Zeng’s dismissal comes as President Qi Lu overhauls the company’s sprawling businesses, including folding autonomous car operations into its own division. The company is revamping Nuomi to further pool resources and strengthen customer service, it said. Baidu declined to make Zeng available for comment and said he’d already left the company. Messages sent by Bloomberg News to his LinkedIn account weren’t answered.
On its fourth quarter earnings call, Baidu said its non-GAAP operating margins shrank in 2016 thanks to transaction services, which includes Nuomi. The company may now take the opportunity to completely overhaul the business.
“Some investors may look at this in a positive light because they may think Baidu hasn’t been doing that well,” said Marie Sun, an analyst with Morningstar Investment Services. “This kind of restructuring is a sign they’re actively trying to get it onto the right track.”
“For Baidu’s O2O business, investors are hoping it won’t spend as much as before,” she added.
Indeed, the company reported expenses for the fourth quarter of 2016 fell by 26.4 percent, thanks mainly to a decreased promotional spending in transaction services.

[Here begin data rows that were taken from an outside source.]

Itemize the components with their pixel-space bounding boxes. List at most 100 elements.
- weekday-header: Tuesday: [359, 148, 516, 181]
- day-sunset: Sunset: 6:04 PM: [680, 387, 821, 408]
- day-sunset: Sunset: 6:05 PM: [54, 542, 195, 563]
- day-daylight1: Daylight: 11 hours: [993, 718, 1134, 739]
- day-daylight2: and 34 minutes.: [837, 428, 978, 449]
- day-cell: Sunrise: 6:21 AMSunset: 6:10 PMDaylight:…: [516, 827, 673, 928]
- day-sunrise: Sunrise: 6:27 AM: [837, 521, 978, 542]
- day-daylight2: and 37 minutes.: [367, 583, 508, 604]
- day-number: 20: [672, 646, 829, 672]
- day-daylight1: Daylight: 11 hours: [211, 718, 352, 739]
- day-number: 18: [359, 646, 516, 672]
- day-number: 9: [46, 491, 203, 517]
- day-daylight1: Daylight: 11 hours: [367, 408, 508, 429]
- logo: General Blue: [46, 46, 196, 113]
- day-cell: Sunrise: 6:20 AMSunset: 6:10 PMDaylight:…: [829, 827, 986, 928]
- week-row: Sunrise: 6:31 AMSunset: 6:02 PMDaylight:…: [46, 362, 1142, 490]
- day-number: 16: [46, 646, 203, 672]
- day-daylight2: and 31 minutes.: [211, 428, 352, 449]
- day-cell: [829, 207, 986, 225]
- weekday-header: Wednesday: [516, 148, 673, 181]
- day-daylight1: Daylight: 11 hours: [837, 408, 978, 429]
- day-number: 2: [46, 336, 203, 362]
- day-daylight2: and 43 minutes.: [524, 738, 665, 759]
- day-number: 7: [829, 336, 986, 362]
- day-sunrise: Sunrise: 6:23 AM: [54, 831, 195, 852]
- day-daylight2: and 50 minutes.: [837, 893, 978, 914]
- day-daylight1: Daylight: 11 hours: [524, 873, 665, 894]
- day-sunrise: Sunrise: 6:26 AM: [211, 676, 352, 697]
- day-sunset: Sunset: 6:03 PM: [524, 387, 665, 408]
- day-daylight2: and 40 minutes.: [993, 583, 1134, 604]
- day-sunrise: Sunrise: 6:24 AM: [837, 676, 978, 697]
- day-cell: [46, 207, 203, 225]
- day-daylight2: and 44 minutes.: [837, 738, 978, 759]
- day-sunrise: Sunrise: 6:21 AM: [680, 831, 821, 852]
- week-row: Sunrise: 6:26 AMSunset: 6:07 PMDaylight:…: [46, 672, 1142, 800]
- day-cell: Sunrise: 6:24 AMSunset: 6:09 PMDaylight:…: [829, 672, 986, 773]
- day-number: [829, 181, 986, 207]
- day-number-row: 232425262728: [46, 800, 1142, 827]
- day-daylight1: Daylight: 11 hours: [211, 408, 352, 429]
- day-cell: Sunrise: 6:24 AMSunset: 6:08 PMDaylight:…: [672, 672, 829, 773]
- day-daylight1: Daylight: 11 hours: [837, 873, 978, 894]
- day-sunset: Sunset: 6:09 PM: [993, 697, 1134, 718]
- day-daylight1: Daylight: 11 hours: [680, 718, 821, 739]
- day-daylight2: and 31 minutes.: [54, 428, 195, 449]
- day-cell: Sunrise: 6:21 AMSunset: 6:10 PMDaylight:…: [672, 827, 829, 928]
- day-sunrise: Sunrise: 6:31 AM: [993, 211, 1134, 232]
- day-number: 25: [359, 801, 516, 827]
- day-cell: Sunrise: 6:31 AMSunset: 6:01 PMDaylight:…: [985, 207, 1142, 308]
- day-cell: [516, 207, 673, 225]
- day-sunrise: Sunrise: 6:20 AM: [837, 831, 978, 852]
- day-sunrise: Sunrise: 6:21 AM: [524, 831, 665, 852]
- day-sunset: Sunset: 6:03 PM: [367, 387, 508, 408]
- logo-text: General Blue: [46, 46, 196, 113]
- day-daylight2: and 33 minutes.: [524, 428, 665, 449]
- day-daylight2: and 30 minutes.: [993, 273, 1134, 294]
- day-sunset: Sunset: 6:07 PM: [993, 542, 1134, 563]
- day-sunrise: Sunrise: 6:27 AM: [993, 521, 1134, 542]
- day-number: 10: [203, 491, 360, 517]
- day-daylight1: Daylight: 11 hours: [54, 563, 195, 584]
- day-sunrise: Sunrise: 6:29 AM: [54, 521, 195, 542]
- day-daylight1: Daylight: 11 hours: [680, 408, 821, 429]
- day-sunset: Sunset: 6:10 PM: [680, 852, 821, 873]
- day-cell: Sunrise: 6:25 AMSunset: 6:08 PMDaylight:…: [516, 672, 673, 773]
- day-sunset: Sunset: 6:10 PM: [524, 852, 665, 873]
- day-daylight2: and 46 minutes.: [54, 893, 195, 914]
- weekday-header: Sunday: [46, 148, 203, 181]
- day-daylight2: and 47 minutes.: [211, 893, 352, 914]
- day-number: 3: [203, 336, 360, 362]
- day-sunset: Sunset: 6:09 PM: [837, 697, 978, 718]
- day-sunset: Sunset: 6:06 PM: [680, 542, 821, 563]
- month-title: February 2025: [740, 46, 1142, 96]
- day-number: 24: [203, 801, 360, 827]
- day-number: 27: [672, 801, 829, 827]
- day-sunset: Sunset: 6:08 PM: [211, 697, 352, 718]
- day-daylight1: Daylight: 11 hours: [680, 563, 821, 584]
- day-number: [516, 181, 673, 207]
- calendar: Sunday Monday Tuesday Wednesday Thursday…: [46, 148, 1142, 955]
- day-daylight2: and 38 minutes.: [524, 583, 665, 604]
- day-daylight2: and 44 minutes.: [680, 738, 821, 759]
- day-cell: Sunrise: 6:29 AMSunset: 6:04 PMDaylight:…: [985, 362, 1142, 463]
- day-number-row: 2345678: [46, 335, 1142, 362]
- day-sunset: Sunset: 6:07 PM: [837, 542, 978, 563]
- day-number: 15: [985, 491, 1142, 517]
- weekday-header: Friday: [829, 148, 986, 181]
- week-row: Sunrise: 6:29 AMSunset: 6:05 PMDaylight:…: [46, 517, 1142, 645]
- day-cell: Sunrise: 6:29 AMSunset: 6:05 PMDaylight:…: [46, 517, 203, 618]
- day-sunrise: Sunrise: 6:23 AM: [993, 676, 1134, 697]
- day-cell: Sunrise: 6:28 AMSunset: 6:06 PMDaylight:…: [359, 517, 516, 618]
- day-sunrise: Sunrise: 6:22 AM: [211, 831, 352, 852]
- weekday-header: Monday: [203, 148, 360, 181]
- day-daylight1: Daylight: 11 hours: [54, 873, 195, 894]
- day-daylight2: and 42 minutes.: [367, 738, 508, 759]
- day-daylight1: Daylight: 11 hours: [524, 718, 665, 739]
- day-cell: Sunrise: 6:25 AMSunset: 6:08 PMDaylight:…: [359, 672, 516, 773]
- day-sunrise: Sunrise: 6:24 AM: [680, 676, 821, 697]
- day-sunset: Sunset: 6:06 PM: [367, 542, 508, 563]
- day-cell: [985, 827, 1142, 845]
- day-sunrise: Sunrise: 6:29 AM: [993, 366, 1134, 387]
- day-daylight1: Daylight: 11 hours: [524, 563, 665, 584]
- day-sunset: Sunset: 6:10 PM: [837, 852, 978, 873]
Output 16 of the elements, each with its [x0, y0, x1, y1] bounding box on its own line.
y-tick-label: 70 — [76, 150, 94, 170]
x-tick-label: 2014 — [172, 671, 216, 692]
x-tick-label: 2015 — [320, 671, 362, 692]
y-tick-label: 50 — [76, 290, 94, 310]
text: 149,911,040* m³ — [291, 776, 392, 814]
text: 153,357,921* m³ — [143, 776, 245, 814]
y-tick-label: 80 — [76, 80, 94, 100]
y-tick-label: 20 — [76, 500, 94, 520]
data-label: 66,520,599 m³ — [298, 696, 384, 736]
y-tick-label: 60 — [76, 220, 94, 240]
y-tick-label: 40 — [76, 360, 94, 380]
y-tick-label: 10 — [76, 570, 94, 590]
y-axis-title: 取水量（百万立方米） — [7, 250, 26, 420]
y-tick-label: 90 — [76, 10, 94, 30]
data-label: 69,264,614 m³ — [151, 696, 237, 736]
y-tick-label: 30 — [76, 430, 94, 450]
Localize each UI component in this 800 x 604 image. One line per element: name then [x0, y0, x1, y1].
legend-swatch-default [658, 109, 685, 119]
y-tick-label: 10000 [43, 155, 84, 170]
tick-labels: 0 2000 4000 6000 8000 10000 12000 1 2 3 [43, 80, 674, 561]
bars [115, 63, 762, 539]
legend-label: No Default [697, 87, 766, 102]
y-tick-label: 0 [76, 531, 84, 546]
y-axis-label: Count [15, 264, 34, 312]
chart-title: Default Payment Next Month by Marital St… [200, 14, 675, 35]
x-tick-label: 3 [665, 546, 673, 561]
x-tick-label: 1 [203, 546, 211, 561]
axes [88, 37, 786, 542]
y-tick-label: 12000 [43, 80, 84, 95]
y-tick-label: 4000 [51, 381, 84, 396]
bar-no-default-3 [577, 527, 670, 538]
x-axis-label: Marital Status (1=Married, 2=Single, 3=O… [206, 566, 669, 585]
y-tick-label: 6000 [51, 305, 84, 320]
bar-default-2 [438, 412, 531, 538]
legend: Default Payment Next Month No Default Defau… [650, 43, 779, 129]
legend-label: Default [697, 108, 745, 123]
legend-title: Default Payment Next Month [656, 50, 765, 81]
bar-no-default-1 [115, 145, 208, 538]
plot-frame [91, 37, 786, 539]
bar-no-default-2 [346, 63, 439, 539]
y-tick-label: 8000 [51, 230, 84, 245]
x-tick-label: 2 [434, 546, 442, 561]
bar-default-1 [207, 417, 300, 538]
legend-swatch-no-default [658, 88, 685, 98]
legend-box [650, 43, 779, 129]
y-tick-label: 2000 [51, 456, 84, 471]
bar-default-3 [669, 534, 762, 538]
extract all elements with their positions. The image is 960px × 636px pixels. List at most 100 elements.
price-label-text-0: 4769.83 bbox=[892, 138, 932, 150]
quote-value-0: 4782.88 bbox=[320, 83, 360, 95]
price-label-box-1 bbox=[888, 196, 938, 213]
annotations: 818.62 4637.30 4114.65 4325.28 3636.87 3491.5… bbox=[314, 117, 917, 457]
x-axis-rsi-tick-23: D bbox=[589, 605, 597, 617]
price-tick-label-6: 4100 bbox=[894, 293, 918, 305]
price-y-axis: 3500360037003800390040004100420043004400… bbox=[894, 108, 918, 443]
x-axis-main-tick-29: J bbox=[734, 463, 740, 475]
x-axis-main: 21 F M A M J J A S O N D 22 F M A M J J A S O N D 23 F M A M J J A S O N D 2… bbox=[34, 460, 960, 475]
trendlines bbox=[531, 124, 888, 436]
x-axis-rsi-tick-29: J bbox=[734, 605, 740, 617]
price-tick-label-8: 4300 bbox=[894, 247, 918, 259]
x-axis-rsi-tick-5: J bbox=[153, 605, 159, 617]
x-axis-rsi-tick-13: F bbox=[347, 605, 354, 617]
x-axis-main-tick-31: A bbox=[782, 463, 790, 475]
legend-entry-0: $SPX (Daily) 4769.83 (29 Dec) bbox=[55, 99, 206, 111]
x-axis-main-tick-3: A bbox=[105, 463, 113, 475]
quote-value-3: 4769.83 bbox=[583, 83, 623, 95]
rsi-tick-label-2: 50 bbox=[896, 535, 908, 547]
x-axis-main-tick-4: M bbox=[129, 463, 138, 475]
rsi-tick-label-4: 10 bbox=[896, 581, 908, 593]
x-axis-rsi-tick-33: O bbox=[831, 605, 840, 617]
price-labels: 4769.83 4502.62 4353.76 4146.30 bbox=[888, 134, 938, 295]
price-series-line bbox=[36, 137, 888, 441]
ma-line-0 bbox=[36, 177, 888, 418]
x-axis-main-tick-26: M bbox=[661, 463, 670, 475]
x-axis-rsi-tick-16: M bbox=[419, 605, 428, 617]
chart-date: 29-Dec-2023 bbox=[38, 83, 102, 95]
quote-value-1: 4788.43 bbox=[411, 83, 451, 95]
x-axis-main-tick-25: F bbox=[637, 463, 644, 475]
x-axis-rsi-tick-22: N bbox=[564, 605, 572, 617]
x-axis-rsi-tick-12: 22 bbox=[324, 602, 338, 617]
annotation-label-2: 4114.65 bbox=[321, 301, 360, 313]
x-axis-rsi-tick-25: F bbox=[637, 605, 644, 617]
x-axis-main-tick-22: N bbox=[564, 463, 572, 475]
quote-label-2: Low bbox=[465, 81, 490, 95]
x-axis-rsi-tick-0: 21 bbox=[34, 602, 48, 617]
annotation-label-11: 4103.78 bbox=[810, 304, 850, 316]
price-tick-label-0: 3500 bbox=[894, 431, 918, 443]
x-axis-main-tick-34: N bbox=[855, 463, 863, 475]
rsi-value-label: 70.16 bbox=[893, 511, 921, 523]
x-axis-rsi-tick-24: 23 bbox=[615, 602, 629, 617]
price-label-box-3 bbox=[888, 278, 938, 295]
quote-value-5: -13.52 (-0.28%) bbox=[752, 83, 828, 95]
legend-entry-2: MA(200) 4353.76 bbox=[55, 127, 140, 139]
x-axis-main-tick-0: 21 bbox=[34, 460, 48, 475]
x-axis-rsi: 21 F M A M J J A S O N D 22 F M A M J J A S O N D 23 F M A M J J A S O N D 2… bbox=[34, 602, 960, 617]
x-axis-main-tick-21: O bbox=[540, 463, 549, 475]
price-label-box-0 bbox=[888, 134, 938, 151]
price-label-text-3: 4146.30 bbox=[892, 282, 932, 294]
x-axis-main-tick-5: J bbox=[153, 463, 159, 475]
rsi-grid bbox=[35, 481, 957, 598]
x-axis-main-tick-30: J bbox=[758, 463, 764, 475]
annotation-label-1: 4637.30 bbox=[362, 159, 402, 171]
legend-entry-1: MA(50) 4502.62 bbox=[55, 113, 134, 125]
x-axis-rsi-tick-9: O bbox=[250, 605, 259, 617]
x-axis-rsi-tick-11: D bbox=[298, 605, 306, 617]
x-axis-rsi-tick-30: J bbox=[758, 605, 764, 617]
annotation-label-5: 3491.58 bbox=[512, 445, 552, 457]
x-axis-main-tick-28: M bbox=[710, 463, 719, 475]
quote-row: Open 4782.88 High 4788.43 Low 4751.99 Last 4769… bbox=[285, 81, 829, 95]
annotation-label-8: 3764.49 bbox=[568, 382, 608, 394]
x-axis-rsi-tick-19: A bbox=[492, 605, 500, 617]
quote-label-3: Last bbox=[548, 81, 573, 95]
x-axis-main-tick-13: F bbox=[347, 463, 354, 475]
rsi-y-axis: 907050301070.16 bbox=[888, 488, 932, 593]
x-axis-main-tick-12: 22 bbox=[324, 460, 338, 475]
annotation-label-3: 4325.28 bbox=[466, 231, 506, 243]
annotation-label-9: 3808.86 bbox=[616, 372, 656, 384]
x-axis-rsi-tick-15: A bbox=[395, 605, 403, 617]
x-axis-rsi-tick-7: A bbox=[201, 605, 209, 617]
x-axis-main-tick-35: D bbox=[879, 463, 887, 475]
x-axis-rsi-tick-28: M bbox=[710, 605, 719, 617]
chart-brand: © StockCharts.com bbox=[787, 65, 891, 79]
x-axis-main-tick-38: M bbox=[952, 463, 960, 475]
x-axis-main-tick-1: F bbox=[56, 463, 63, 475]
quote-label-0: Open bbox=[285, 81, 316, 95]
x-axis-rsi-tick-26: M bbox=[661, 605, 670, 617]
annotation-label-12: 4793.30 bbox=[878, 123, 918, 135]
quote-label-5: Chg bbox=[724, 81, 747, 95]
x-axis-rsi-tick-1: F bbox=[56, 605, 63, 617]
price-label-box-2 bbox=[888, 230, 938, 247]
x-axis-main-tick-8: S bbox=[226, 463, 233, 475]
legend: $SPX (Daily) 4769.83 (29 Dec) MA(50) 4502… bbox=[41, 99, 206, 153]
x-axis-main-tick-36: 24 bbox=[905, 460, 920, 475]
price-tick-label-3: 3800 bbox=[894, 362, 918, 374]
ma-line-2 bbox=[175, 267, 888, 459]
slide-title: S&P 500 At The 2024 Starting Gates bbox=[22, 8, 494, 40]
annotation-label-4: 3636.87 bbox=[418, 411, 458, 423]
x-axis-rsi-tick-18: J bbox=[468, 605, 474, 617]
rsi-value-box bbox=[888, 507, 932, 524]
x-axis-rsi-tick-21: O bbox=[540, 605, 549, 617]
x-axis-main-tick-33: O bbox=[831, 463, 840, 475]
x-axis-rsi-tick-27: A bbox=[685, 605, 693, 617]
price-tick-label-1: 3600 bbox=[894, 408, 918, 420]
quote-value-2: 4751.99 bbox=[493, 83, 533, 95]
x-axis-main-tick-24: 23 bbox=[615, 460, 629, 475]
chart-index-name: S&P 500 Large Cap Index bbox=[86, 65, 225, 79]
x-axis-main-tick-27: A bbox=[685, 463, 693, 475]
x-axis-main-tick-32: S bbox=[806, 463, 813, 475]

The search giant wouldn’t specify Zeng’s alleged breaches except to say they involved his profiting from under-the-table transactions with representatives that deal with major clients. The violations took place when he was in charge of such key accounts, the company said.
Zeng was cited as the head of Nuomi as recently as September 2016 by local media outlets, when he denied persistent rumors that the business was merging with Meituan Dianping. In 2015, he was one of several directors appointed to the board of Qunar.com, an online travel agent backed by Baidu, and previously worked for Microsoft Corp. in China.